861404 Achillea alpina L.
- L., Sp. Pl.: 899 (1753). Lectotype (LINN): Siberia. Herb. Linn. 1017.13 (Botschantzev 1961: 120). - Ptarmica alpina (L.) DC., Prodr. 6: 22 (1838).
36 (4x). - Siberia. - At least three reports.
Not included: Some reports of diploid numbers from India.
Geography: Asian (E) - amphi-Beringian - North American (N).
Notes: Elven and Murray: Guo et al. (2006) analysed Asian Achillea alpina by molecular markers and suggested it to be an allotetraploid from the diploids A. acuminata (Ledeb.) Sch.Bip. (the Ptarmica group) and A. asiatica Serg. (the Achillea s. str. group).
Four names are relevant in this group: A. alpina L. 1753, A. multiflora Hook. 1833, A. sibirica Ledeb. 1845 (Ledebour's earlier publication of the epithet in 1811 was as a synonym), and subsp. camtschatica Heimerl 1884 (by Komarov 1930 as species). Botschantzev (1961) treated the Russian representatives as six species and the name A. sibirica as a later synonym for A. alpina s. str. The name A. sibirica has been widely applied in North America (e.g., Hultén (1968a), whereas several names have been applied in Russian literature. If the plants are considered races of one wide species, A. alpina is the priority name of that species, the names "camtschatica" and "multiflora" are relevant for the arctic representatives in, respectivelly, northeastern Asia and North America, whereas the names "alpina" s. str., "sibirica", and also "japonica" Heimerl 1884 relate to more southern Asian representatives.

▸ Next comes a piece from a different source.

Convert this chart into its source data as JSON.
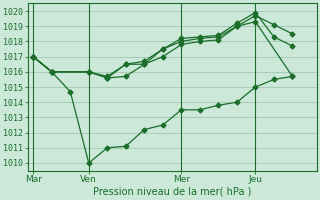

The northwestern North American plant is visibly different from the northern and northeastern Asian ones but mainly in quantitative features: capitulae more numerous, ligules smaller, and leaves slightly more dissected. We include the Alaskan and Yukon Territory plants named A. sibirica by Hultén and others in A. multiflora but consider this North American plant a subspecies. The northeastern Asian plant becomes another subspecies (proposed as species, Ptarmica camtschatica, by Tzvelev 1987e and by Korobkov in PAF proposal). The treatment of Trock (2006a) did not elucidate the matter further. He applied the name A. alpina collectively without discussion.